Sevgili okurlarım, bildiğiniz gibi Hatay Milletvekili Can Atalay uzun zamandır içeride tutsak  tutuluyor. Anayasa Mahkemesi bu konuyu iki defa görüştü ve her ikisinde de hak ihlali olduğunu ortaya koydu ve karara bağladı. Bu karar Resmi Gazete'de yayımlandı. Gel gör ki Anayasa Mahkemesi'ni hiçe sayan bir İstanbul 13. Ağır Ceza Mahkemesi var. Bu kararı tanımıyor ve Can Atalay'ı serbest bırakmıyor. Can Atalay'ın dosyasını Yargıtay'a gönderiyor. Dünyanın hiçbir ülkesinde böyle bir hukuksuzluk, böyle bir hukuk tanımamazlık görülmemiştir. Can Atalay bir milletvekili ve Anayasa Mahkemesi'nin ihlal kararı vermesine rağmen hala içeride tutuluyor. Can Atalay'ı tutsak tutmak, onu seçen Hatay halkını da tutsak tutmak anlamını taşır. Bu durum, ülkede hukukun nasıl çöktüğünü, adaletin nasıl yok olduğunu açıkça ortaya koyuyor. Dünya bu hukuksuzluğu görüyor. MHP lideri Devlet Bahçeli, Anayasa Mahkemesi'nin kaldırılmasını istiyor. Sayın Bahçeli bu cüreti nasıl gösteriyor?

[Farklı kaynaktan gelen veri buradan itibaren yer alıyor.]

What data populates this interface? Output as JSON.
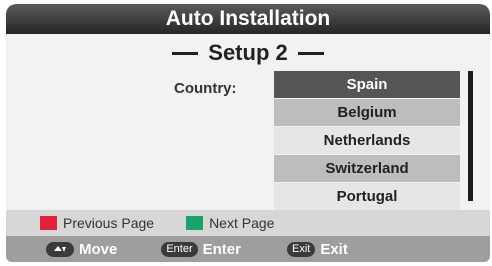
{
  "title": "Auto  Installation",
  "subtitle": "Setup 2",
  "country_label": "Country:",
  "countries": [
    "Spain",
    "Belgium",
    "Netherlands",
    "Switzerland",
    "Portugal"
  ],
  "selected_index": 0,
  "hints": {
    "previous_page": "Previous Page",
    "next_page": "Next Page",
    "previous_color": "#e0223a",
    "next_color": "#1aa36a"
  },
  "controls": {
    "move_key_icon": "up-down-arrows-icon",
    "move_label": "Move",
    "enter_key": "Enter",
    "enter_label": "Enter",
    "exit_key": "Exit",
    "exit_label": "Exit"
  }
}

Anlamak çok zor. Anlaşılıyor ki İstanbul 13. Ağır Ceza Mahkemesi, yukarıdan siyasi talep alıyor ve Can Atalay'ın serbest bırakılmasını engelliyor. 13. Ağır Ceza Mahkemesi, Anayasa'yı ve Anayasa Mahkemesi’ni hiçe sayıyor ve açıkçası anayasal suç işliyor. Bakın bu konuda görüşlerini sorduğumuz bilim adamı Prof. Dr. Halil Çivi şöyle diyor:

"Çağdaş hukuk ve hukukun üstülüğüne dayalı anayasal ve demokratik ülkelerde, başta siyasi iktidarlar ve  her mertebedeki mahkemeler olmak üzere, her bireyin, her kurumun ve  her türlü kararlar, tutumlar ve davranışların meşruiyet çemberi ilgili anayasanın çizdiği hukukilik çemberidir. İktidarların,  bireylerin ya da diğer tüm kurumların ilgili anayasal çemberin dışına çıkma hak ve yetkileri yoktur.

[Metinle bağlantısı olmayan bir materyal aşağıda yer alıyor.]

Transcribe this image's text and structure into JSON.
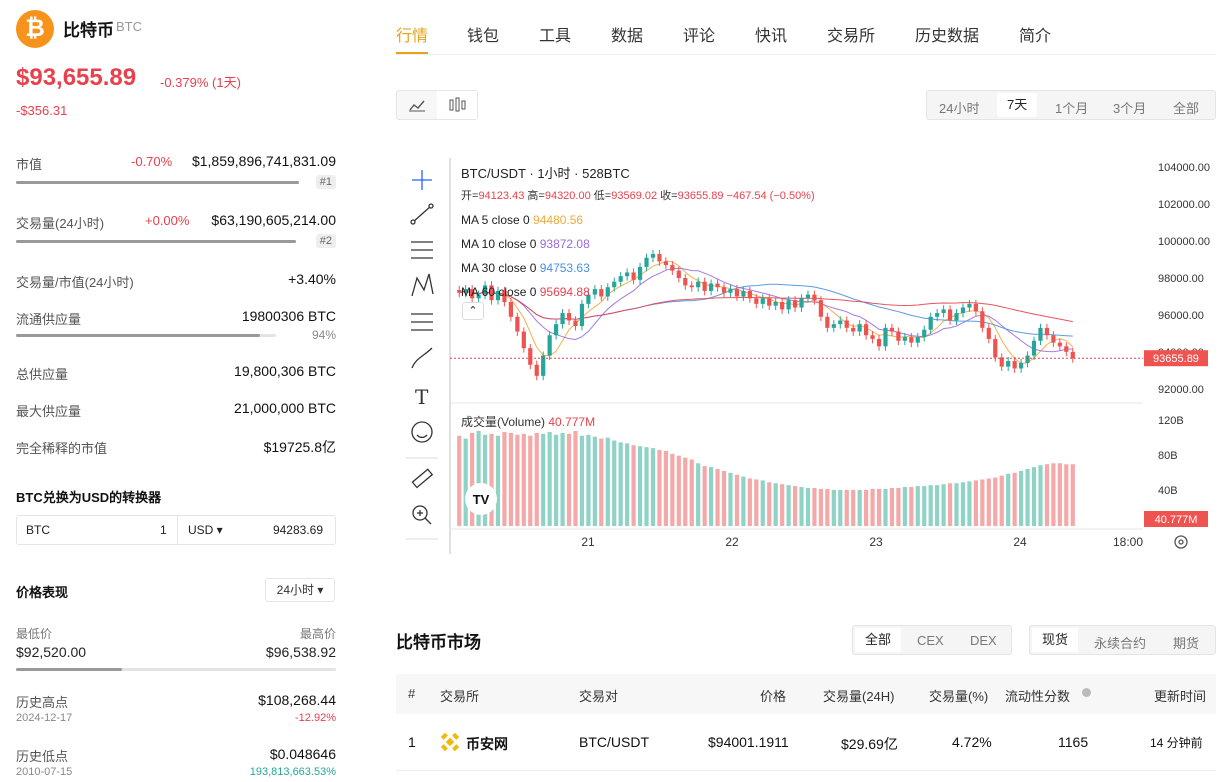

Hukukun üstünlüğüne dayalı demokratik toplumlarda anayasalara aykırı hiçbir karar verilemez. Verilse bile meşru olmaz. Aksi bir tutum ve davranış anayasal düzen çemberi dışına çıkmaktır. Bu durum meşru olmaz. Bu durum keyfiliktir ve suçtur. Böyle bir durum, Anayasa’yı çiğnemek anlamına gelir.

Demokratik ülkelerde, iktidarların meşruiyet sınırı anayasal hukuk çemberi içinde kalmak zorundadır. Halk, iktidarların anayasal düzene uyacağını düşünerek oy kullanır. Hiçkimseye sınırsız yetki için oy verilmez. 

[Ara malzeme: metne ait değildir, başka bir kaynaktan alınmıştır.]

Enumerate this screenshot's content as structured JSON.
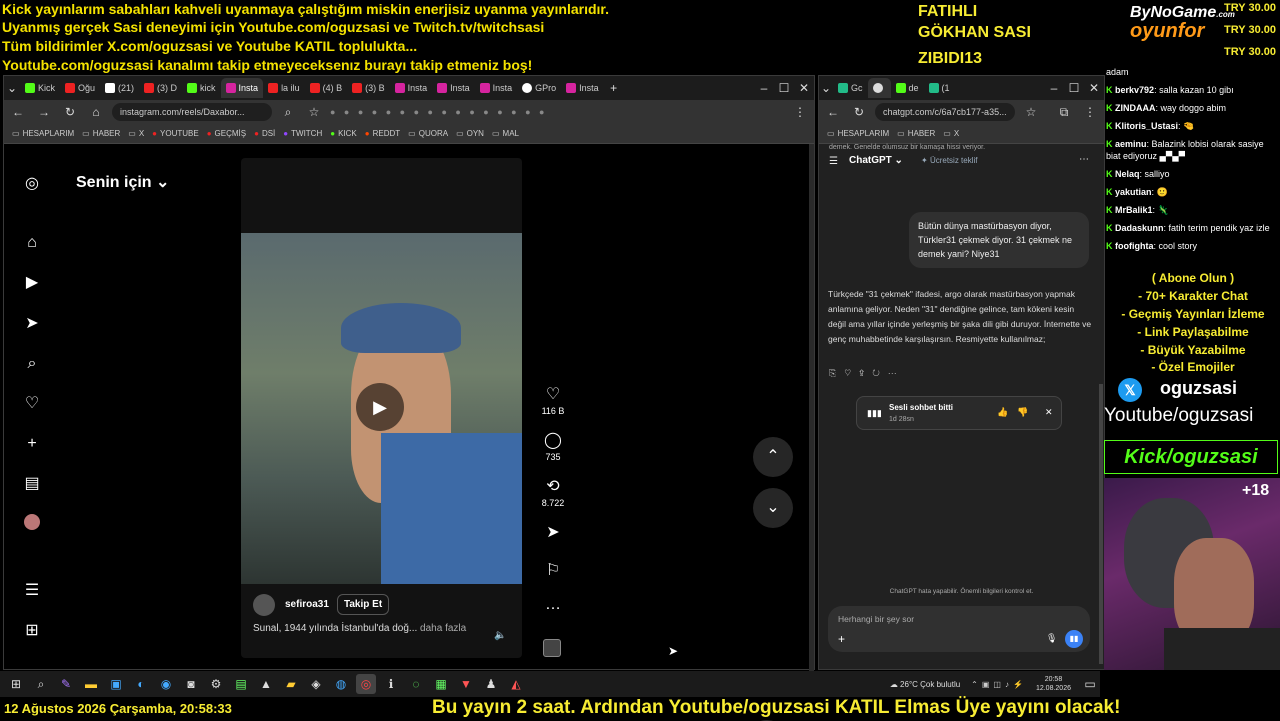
{
  "banner": {
    "lines": [
      "Kick yayınlarım sabahları kahveli uyanmaya çalıştığım miskin enerjisiz uyanma yayınlarıdır.",
      "Uyanmış gerçek Sasi deneyimi için Youtube.com/oguzsasi ve Twitch.tv/twitchsasi",
      "Tüm bildirimler X.com/oguzsasi ve Youtube KATIL toplulukta...",
      "Youtube.com/oguzsasi kanalımı takip etmeyeceksenız burayı takip etmeniz boş!"
    ],
    "names": [
      "FATIHLI",
      "GÖKHAN SASI",
      "ZIBIDI13"
    ],
    "logo_top": "ByNoGame",
    "logo_com": ".com",
    "logo_bottom": "oyunfor",
    "try": [
      "TRY 30.00",
      "TRY 30.00",
      "TRY 30.00"
    ]
  },
  "left_browser": {
    "tabs": [
      "Kick",
      "Oğu",
      "(21)",
      "(3) D",
      "kick",
      "Insta",
      "la ilu",
      "(4) B",
      "(3) B",
      "Insta",
      "Insta",
      "Insta",
      "GPro",
      "Insta"
    ],
    "url": "instagram.com/reels/Daxabor...",
    "bookmarks": [
      "HESAPLARIM",
      "HABER",
      "X",
      "YOUTUBE",
      "GEÇMİŞ",
      "DSİ",
      "TWITCH",
      "KICK",
      "REDDT",
      "QUORA",
      "OYN",
      "MAL"
    ],
    "header": "Senin için",
    "likes": "116 B",
    "comments": "735",
    "reposts": "8.722",
    "username": "sefiroa31",
    "follow_label": "Takip Et",
    "caption": "Sunal, 1944 yılında İstanbul'da doğ...",
    "more_label": "daha fazla"
  },
  "right_browser": {
    "tabs": [
      "Gc",
      "",
      "de",
      "(1"
    ],
    "url": "chatgpt.com/c/6a7cb177-a35...",
    "bookmarks": [
      "HESAPLARIM",
      "HABER",
      "X"
    ],
    "top_snippet": "demek. Genelde olumsuz bir kamaşa hissi veriyor.",
    "model": "ChatGPT",
    "offer": "Ücretsiz teklif",
    "user_message": "Bütün dünya mastürbasyon diyor, Türkler31 çekmek diyor. 31 çekmek ne demek yani? Niye31",
    "assistant_message": "Türkçede \"31 çekmek\" ifadesi, argo olarak mastürbasyon yapmak anlamına geliyor. Neden \"31\" dendiğine gelince, tam kökeni kesin değil ama yıllar içinde yerleşmiş bir şaka dili gibi duruyor. İnternette ve genç muhabbetinde karşılaşırsın. Resmiyette kullanılmaz;",
    "voice_title": "Sesli sohbet bitti",
    "voice_duration": "1d 28sn",
    "disclaimer": "ChatGPT hata yapabilir. Önemli bilgileri kontrol et.",
    "input_placeholder": "Herhangi bir şey sor"
  },
  "chat": {
    "messages": [
      {
        "user": "",
        "text": "adam"
      },
      {
        "user": "berkv792",
        "text": ": salla kazan 10 gibı"
      },
      {
        "user": "ZINDAAA",
        "text": ": way doggo abim"
      },
      {
        "user": "Klitoris_Ustasi",
        "text": ": 🤏"
      },
      {
        "user": "aeminu",
        "text": ": Balazink lobisi olarak sasiye biat ediyoruz ▄▀▄▀"
      },
      {
        "user": "Nelaq",
        "text": ": salliyo"
      },
      {
        "user": "yakutian",
        "text": ": 🙂"
      },
      {
        "user": "MrBalik1",
        "text": ": 🦎"
      },
      {
        "user": "Dadaskunn",
        "text": ": fatih terim pendik yaz izle"
      },
      {
        "user": "foofighta",
        "text": ": cool story"
      }
    ],
    "promo": [
      "( Abone Olun )",
      "- 70+ Karakter Chat",
      "- Geçmiş Yayınları İzleme",
      "- Link Paylaşabilme",
      "- Büyük Yazabilme",
      "- Özel Emojiler"
    ],
    "x_handle": "oguzsasi",
    "youtube_handle": "Youtube/oguzsasi",
    "kick_handle": "Kick/oguzsasi",
    "viewers": "+18"
  },
  "taskbar": {
    "weather": "26°C  Çok bulutlu",
    "time": "20:58",
    "date": "12.08.2026"
  },
  "bottom": {
    "datetime": "12 Ağustos 2026 Çarşamba, 20:58:33",
    "ticker": "Bu yayın 2 saat. Ardından Youtube/oguzsasi KATIL Elmas Üye yayını olacak!"
  }
}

Teokratik din devletlerinde bile, halife ve sultanların yetkileri ve fermanları dinsel hukukun sınırları içinde meşru olur. Bazı İslam din ulemasına göre de, eğer halife ya da sultan dinsel hukuka aykırı kararlar verirse o siyasi iktidara karşı meşru direnme ve iktidardan uzaklaştırma hakkı doğar. Teokratik devletin anayasası da dinsel hukuk ya da şeriattır.

Hukukun üstünlüğüne dayalı anayasal rejimlerde, en üst hukuk üretme kaynağı ve karar verme kurumu sadece anayasadır ve anayasa mahkemelerinin kararlarıdır. Anayasa Mahkemesi kararları kayıtsız, koşulsuz ve tartışmasızdır. Herkesi bağlar. Uyulması zorunludur.

Anayasalar her türlü iktidar ve meşruiyetin sigortasıdır. Anayasasızlık kaos ve anarşi olur."            Son sözüm: Peki bu hukuksuzluk ortadayken buna dur diyecek merci kim? Hakimler ve Savcılar Kurulu (HSK) nerede?